Dai comici-robot alle cyber badanti. L’intelligenza è sempre più artificiale

Il mercato è in costante crescita, giro d’affari globale da quasi 400 miliardi. Ma gli italiani temono per la privacy

l robot umanoide AILA (Artificial Intelligence Lightweight Android)

l robot umanoide AILA (Artificial Intelligence Lightweight Android)

Preparatevi a ridere con CheccoBot Zalone. Tra i tanti i progetti di ricerca sull’intelligenza artificiale (Ai) ce n’è anche uno che riguarda il senso dell’umorismo. Jon The Robot, direttamente dall’università dell’Oregon, alita già pesantemente sul collo dei nostri comici. Per ora non è che le battute siano proprio fulminanti ("Non odiate quando state provando a risolvere equazioni cinematiche inverse per prendere una tazza e vi salta fuori “Errore 453, nessuna soluzione trovata“?", resta la migliore), ma sui nostri teleschermi è comunque passato di peggio.

In ogni caso, e non sono scherzi, l’intelligenza artificiale ha già cambiato il mondo in cui viviamo e nei prossimi anni diventerà uno dei mercati più importanti. Secondo Fortune Business Insights, nel 2022 il giro di affari globale sull’Ai sarà di 387,4 miliardi di dollari, che diventeranno 1,3 trilioni nel 2029. In Italia il mercato nel 2021 ha toccato quota 380 milioni di euro, registrando una crescita del 27%. Un trend che continuerà con questi ritmi anche nei prossimi anni. "L’Ai fa già parte delle nostre vite anche se molto spesso – sottolinea Alessandro Piva, direttore dell’Osservatorio sull’intelligenza artificiale del Politecnico di Milano – non ce ne rendiamo conto. Nelle nostre esperienze di acquisto online, servizi e prodotti ci vengono suggeriti sulla base delle nostre interazioni. Anche le piattaforme di contenuti video ci propongono film o serie tv tramite algoritmi che sfruttano l’intelligenza artificiale. I settori interessati sono moltissimi: si va dalla guida autonoma agli assistenti virtuali. Le sintesi degli eventi sportivi sono già generate in parte con l’Ai, in grado di identificare le azioni salienti e creare video con i momenti chiave".

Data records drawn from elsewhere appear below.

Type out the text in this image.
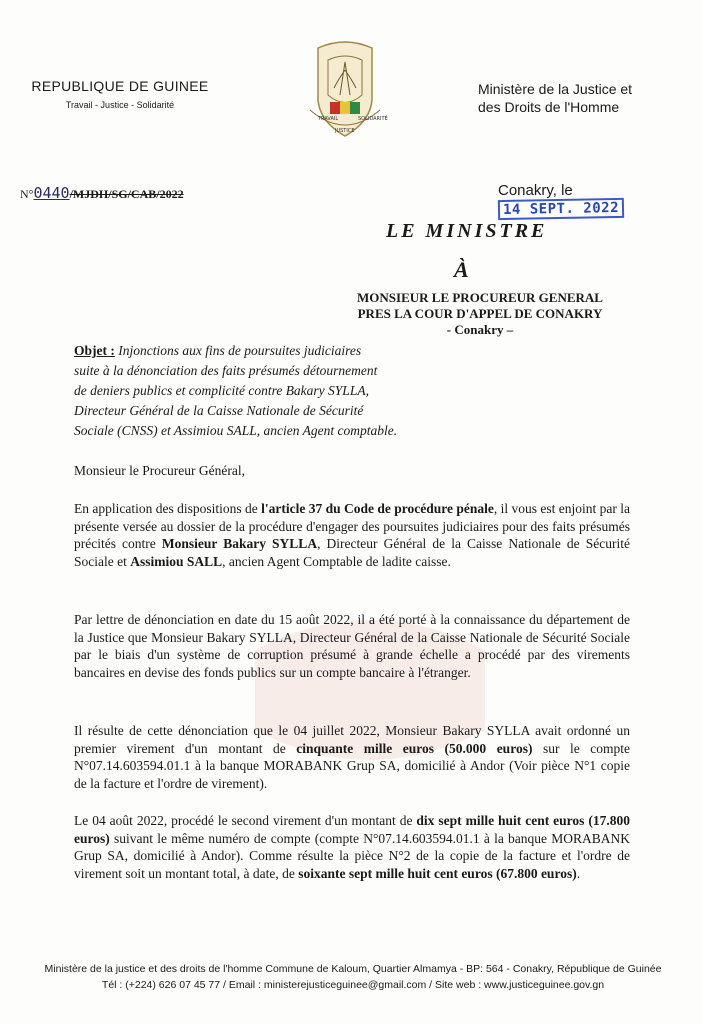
REPUBLIQUE DE GUINEE
Travail - Justice - Solidarité
TRAVAIL
JUSTICE
SOLIDARITÉ
Ministère de la Justice et
des Droits de l'Homme
N°0440/MJDH/SG/CAB/2022	Conakry, le 14 SEPT. 2022
LE MINISTRE
À
MONSIEUR LE PROCUREUR GENERAL
PRES LA COUR D'APPEL DE CONAKRY
- Conakry –
Objet : Injonctions aux fins de poursuites judiciaires
suite à la dénonciation des faits présumés détournement
de deniers publics et complicité contre Bakary SYLLA,
Directeur Général de la Caisse Nationale de Sécurité
Sociale (CNSS) et Assimiou SALL, ancien Agent comptable.
Monsieur le Procureur Général,
En application des dispositions de l'article 37 du Code de procédure pénale, il vous est enjoint par la présente versée au dossier de la procédure d'engager des poursuites judiciaires pour des faits présumés précités contre Monsieur Bakary SYLLA, Directeur Général de la Caisse Nationale de Sécurité Sociale et Assimiou SALL, ancien Agent Comptable de ladite caisse.
Par lettre de dénonciation en date du 15 août 2022, il a été porté à la connaissance du département de la Justice que Monsieur Bakary SYLLA, Directeur Général de la Caisse Nationale de Sécurité Sociale par le biais d'un système de corruption présumé à grande échelle a procédé par des virements bancaires en devise des fonds publics sur un compte bancaire à l'étranger.
Il résulte de cette dénonciation que le 04 juillet 2022, Monsieur Bakary SYLLA avait ordonné un premier virement d'un montant de cinquante mille euros (50.000 euros) sur le compte N°07.14.603594.01.1 à la banque MORABANK Grup SA, domicilié à Andor (Voir pièce N°1 copie de la facture et l'ordre de virement).
Le 04 août 2022, procédé le second virement d'un montant de dix sept mille huit cent euros (17.800 euros) suivant le même numéro de compte (compte N°07.14.603594.01.1 à la banque MORABANK Grup SA, domicilié à Andor). Comme résulte la pièce N°2 de la copie de la facture et l'ordre de virement soit un montant total, à date, de soixante sept mille huit cent euros (67.800 euros).
Ministère de la justice et des droits de l'homme Commune de Kaloum, Quartier Almamya - BP: 564 - Conakry, République de Guinée
Tél : (+224) 626 07 45 77 / Email : ministerejusticeguinee@gmail.com / Site web : www.justiceguinee.gov.gn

Non sempre, però, c’è la consapevolezza di avere a che fare con questi software. Un utente su tre, secondo una recente ricerca dell’Osservatorio, non riconosce la presenza dell’intelligenza artificiale nei prodotti o nei servizi che utilizza. E su alcune tecnologie, come i robot badanti o i cyber consulenti finanziari, un italiano su due si confessa preoccupato. In generale, però, l’80% ha un atteggiamento positivo nei confronti dell’Ai. E i chatbot, ovvero i software progettati per chiacchierare virtualmente con gli utenti, potrebbero essere quella che in gergo viene definita la killer app , ovvero la tecnologia in grado di imporre a livello globale uno specifico prodotto. "Si sono diffusi molto rapidamente, tanto che si trovano ormai ovunque. Ora c’è un po’ di disillusione – fa notare Piva – perché hanno mostrato diversi limiti nel dare le risposte giuste, ma in una seconda ondata potrebbero diffondere l’intelligenza artificiale in molti ambiti e avvicinare chi interagisce poco e male con la tecnologia". Al momento solo il 6% delle Pmi italiane sfrutta le potenzialità dell’Ai. "Sviluppare queste tecnologie richiede competenze che anche nelle grandi imprese non sempre si trovano".

A livello globale Stati Uniti, Cina e Unione europea stanno correndo per aggiudicarsi una posizione dominante. "L’approccio della Ue è antropocentrico e pone limiti di utilizzo dell’Ai nella vita quotidiana. I prossimi anni – spiega Piva – saranno fondamentali per capire chi prevarrà in questo settore". E i lati oscuri, come in tutte le tecnologie, non mancano. C’è già, ad esempio, chi utilizza questi programmi per mettere a segno attacchi hacker. "Uno dei problemi è quello dell’esplicabilità: gli algoritmi sono in grado di fornire risultati molto buoni, ma non si capisce attraverso quali logiche. In ambiti legati al trattamento di dati sanitari, erogazioni di prestazioni di welfare o accesso ai servizi pubblici non è accettabile. Bisogna sapere come ragiona la macchina e anche su quali dati viene addestrata: se sono in qualche modo viziati, il rischio è quello di sviluppare software che potenzialmente potrebbero avere dei pregiudizi". Uno scenario che toglierebbe la voglia di far rider anche a Jon The Robot.